Ao propósito do inefável diagnóstico, quem pondera, significativamente, é o Professor de Direito Constitucional da UFRJ, também na condição de Diretor da Escola de Direito do Rio de Janeiro da mesmíssima Fundação Getúlio Vargas:

"Quem já tem experiência com estudos do gênero desconfia, por exemplo, de comparações internacionais. Magistratura não é realidade profissional unívoca. Possui funções distintas em cada país. No Japão, o contencioso administrativo exerce muitas funções judiciais. O juiz tem menos funções. Em Portugal, também. O critério de cálculo das despesas judiciais não é uniforme, e a quantidade de processos é diferente. Há que se ter cautela nestas comparações. Podem causar danos e produzir políticas equivocadas."

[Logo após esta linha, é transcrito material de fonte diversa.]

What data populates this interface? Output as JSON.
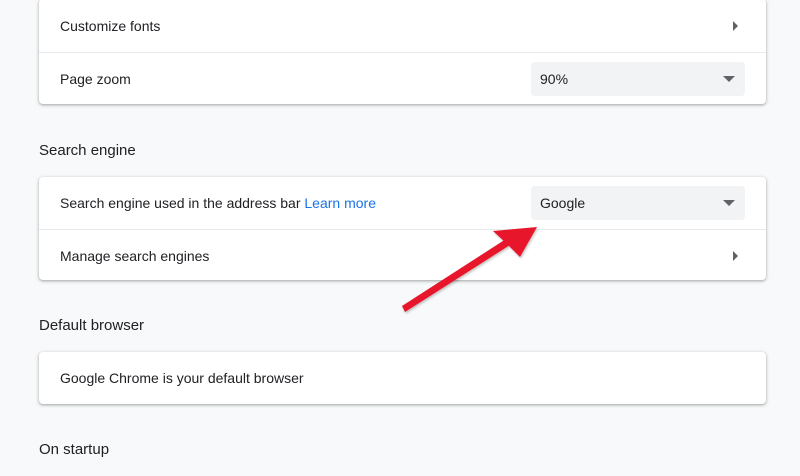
{
  "appearance": {
    "customize_fonts_label": "Customize fonts",
    "page_zoom_label": "Page zoom",
    "page_zoom_value": "90%"
  },
  "search_engine": {
    "section_title": "Search engine",
    "used_in_address_bar_label": "Search engine used in the address bar",
    "learn_more_link": "Learn more",
    "selected_engine": "Google",
    "manage_label": "Manage search engines"
  },
  "default_browser": {
    "section_title": "Default browser",
    "status_text": "Google Chrome is your default browser"
  },
  "on_startup": {
    "section_title": "On startup"
  },
  "annotation": {
    "arrow_color": "#e8192c"
  },
  "colors": {
    "background": "#f8f9fa",
    "card": "#ffffff",
    "link": "#1a73e8",
    "select_background": "#f1f3f4"
  }
}
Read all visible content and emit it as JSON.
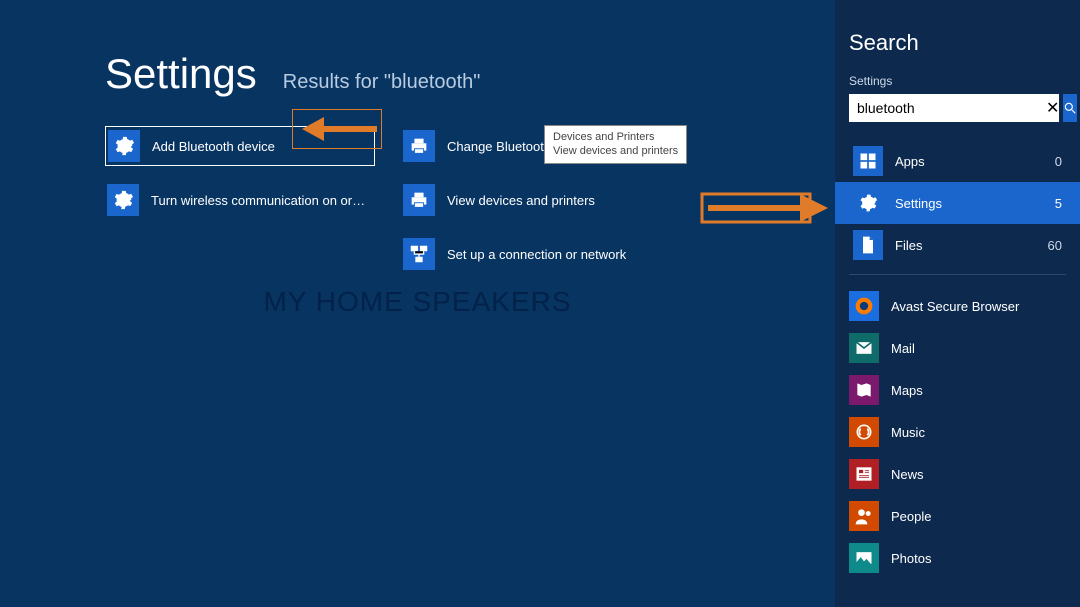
{
  "main": {
    "title": "Settings",
    "subtitle": "Results for \"bluetooth\"",
    "results_col1": [
      {
        "label": "Add Bluetooth device",
        "icon": "gear",
        "selected": true
      },
      {
        "label": "Turn wireless communication on or off",
        "icon": "gear",
        "selected": false
      }
    ],
    "results_col2": [
      {
        "label": "Change Bluetooth settings",
        "icon": "printer",
        "selected": false
      },
      {
        "label": "View devices and printers",
        "icon": "printer-alt",
        "selected": false
      },
      {
        "label": "Set up a connection or network",
        "icon": "network",
        "selected": false
      }
    ],
    "tooltip": {
      "line1": "Devices and Printers",
      "line2": "View devices and printers"
    },
    "watermark": "MY HOME SPEAKERS"
  },
  "search": {
    "heading": "Search",
    "scope_label": "Settings",
    "input_value": "bluetooth",
    "clear_symbol": "✕",
    "scopes": [
      {
        "name": "Apps",
        "count": "0",
        "icon": "apps",
        "bg": "#1a66cc"
      },
      {
        "name": "Settings",
        "count": "5",
        "icon": "gear",
        "bg": "#1a66cc",
        "active": true
      },
      {
        "name": "Files",
        "count": "60",
        "icon": "file",
        "bg": "#1a66cc"
      }
    ],
    "apps": [
      {
        "name": "Avast Secure Browser",
        "icon": "avast",
        "bg": "#1b6ee0"
      },
      {
        "name": "Mail",
        "icon": "mail",
        "bg": "#0f6a6a"
      },
      {
        "name": "Maps",
        "icon": "maps",
        "bg": "#7b1a6c"
      },
      {
        "name": "Music",
        "icon": "music",
        "bg": "#d24a00"
      },
      {
        "name": "News",
        "icon": "news",
        "bg": "#b01f23"
      },
      {
        "name": "People",
        "icon": "people",
        "bg": "#d24a00"
      },
      {
        "name": "Photos",
        "icon": "photos",
        "bg": "#0f8a8a"
      }
    ]
  }
}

Ademais, outra "constatação é a de que, como os dados demonstram que o Poder Executivo usa o Judiciário para adiar suas dívidas, que algumas grandes empresas transferem para a Justiça os custos da relação com o consumidor e que o número de recursos processuais previstos nas leis feitas pelo Congresso é excessivo, a lentidão da Justiça não tem um só responsável - o Poder Judiciário. Tem muitos. Reformar a Justiça é também reformar o mau uso que os governos e a sociedade fazem dela. O desafio civilizatório não será o jogo de quem tem mais culpa. Será instaurar um processo para o qual todos convirjam em busca de soluções realistas" ("O diagnóstico do Poder Judiciário", Correio Braziliense, 19.8.04, p. 29).

Soluções realistas, efetivas, palpáveis, verdadeiramente sinceras, principiológicas, mas também pragmáticas, produtivas, transformadoras de cultura, engajando todos os segmentos sociais e, mais do que tudo, vinculando todos os Poderes ao compromisso de realizá-las e de respeitá-las.

Soluções como esta, que há de orgulhar o Judiciário paulista, por seu mérito e pelos frutos, que decerto produzirá a curto prazo, a bem da pacificação social e da melhor prestação jurisdicional ao usuário de nossa Justiça.

Parabéns, Presidente LUIZ ELIAS TAMBARA, parabéns, Desembargador KAZUO WATANABE, parabéns, operadores do Direito de meu Estado, pelo êxito que já bate às portas deste recinto, acudindo ao chamado do ideal de tantos participam ou virão a participar do novel projeto!

Felicidades a todos e recebam minha gratidão pela oportunidade de usar da palavra, nesta ocasião histórica, e, ademais, no Salão Nobre desta Corte que, permita-me, Senhor Presidente, será sempre a minha Casa, o meu inesquecível Tribunal de Justiça de São Paulo!

SP, 30.8.2004

O ministro do STJ, Quaglia Barbosa, participou da instalação do Setor de Conciliação do Fórum João Mendes. Durante os anos de 2002/2003 foi diretor da EPM e vice-diretor no período de 1999/2002, durante a gestão do atual ministro do STF, Cezar Peluso.